Pair Corralation between Barnes and Oshkosh

Taking into account the 90-day investment horizon Barnes is expected to generate 3.84 times less return on investment than Oshkosh. But when comparing it to its historical volatility, Barnes Group is 38.16 times less risky than Oshkosh. It trades about 0.34 of its potential returns per unit of risk. Oshkosh is currently generating about 0.03 of returns per unit of risk over similar time horizon. If you would invest  9,366  in Oshkosh on December 28, 2024 and sell it today you would earn a total of  340.00  from holding Oshkosh or generate 3.63% return on investment over 90 days.
Time Period3 Months [change]
DirectionMoves Together 
StrengthVery Weak
Accuracy30.0%
ValuesDaily Returns

Barnes Group  vs.  Oshkosh

 Performance 
       Timeline  
Barnes Group 

Risk-Adjusted Performance

Strong

 
Weak
 
Strong
Over the last 90 days Barnes Group has generated negative risk-adjusted returns adding no value to investors with long positions. Despite somewhat strong fundamental drivers, Barnes is not utilizing all of its potentials. The recent stock price disturbance, may contribute to short-term losses for the investors.
Oshkosh 

Risk-Adjusted Performance

Weak

 
Weak
 
Strong
Compared to the overall equity markets, risk-adjusted returns on investments in Oshkosh are ranked lower than 2 (%) of all global equities and portfolios over the last 90 days. Despite quite persistent basic indicators, Oshkosh is not utilizing all of its potentials. The current stock price mess, may contribute to short-term losses for the institutional investors.

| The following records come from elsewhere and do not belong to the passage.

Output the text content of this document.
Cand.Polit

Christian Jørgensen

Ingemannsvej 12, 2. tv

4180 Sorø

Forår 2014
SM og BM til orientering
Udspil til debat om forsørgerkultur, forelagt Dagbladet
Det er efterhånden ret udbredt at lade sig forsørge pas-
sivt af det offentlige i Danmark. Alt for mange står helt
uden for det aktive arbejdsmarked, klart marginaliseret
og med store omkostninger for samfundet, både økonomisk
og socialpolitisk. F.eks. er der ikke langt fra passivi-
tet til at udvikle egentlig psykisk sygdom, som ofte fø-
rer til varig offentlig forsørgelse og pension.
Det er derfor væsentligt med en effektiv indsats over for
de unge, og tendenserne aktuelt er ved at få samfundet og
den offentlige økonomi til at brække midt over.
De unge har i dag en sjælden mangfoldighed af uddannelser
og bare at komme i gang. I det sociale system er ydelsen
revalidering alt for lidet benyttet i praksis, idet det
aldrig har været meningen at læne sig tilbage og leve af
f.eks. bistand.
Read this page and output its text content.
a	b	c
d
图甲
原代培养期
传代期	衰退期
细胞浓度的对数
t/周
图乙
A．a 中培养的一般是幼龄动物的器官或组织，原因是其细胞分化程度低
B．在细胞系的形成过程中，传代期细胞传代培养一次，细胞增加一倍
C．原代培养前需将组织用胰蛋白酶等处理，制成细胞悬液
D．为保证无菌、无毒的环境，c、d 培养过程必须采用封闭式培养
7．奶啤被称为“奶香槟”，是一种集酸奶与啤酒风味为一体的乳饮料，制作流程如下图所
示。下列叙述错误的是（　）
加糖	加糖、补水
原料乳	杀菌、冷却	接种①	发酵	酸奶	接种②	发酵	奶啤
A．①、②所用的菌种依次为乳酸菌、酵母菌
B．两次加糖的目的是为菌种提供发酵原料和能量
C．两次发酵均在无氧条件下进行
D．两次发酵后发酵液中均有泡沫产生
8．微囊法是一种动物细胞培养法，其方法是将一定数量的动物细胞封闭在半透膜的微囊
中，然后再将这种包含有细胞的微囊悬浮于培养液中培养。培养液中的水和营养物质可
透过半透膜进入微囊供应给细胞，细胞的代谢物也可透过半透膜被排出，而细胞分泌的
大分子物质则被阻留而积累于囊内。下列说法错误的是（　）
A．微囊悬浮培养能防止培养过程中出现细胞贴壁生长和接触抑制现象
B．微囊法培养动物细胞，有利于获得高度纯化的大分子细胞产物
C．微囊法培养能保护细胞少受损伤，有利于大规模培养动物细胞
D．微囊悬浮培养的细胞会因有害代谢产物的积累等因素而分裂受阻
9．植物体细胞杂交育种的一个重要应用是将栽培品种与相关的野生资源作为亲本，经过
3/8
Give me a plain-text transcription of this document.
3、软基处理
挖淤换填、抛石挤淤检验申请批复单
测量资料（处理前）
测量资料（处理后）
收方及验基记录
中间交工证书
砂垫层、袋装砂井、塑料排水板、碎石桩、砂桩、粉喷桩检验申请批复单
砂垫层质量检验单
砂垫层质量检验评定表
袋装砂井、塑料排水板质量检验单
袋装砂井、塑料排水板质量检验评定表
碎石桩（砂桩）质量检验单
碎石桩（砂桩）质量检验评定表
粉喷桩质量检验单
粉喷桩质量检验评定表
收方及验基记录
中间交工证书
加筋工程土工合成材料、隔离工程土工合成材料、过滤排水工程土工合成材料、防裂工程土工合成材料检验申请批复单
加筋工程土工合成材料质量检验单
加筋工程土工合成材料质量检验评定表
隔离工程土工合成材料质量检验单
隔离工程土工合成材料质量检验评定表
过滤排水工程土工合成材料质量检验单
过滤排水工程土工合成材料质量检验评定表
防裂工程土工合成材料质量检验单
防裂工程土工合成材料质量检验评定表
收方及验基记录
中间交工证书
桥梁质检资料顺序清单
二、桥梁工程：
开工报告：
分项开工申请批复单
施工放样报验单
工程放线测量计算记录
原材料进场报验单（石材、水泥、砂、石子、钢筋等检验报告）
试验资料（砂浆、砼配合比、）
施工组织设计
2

Barnes and Oshkosh Volatility Contrast

   Predicted Return Density   
       Returns  

Pair Trading with Barnes and Oshkosh

The main advantage of trading using opposite Barnes and Oshkosh positions is that it hedges away some unsystematic risk. Because of two separate transactions, even if Barnes position performs unexpectedly, Oshkosh can make up some of the losses. Pair trading also minimizes risk from directional movements in the market. For example, if an entire industry or sector drops because of unexpected headlines, the short position in Oshkosh will offset losses from the drop in Oshkosh's long position.
The idea behind Barnes Group and Oshkosh pairs trading is to make the combined position market-neutral, meaning the overall market's direction will not affect its win or loss (or potential downside or upside). This can be achieved by designing a pairs trade with two highly correlated stocks or equities that operate in a similar space or sector, making it possible to obtain profits through simple and relatively low-risk investment.
Check out your portfolio center.
Note that this page's information should be used as a complementary analysis to find the right mix of equity instruments to add to your existing portfolios or create a brand new portfolio. You can also try the Odds Of Bankruptcy module to get analysis of equity chance of financial distress in the next 2 years.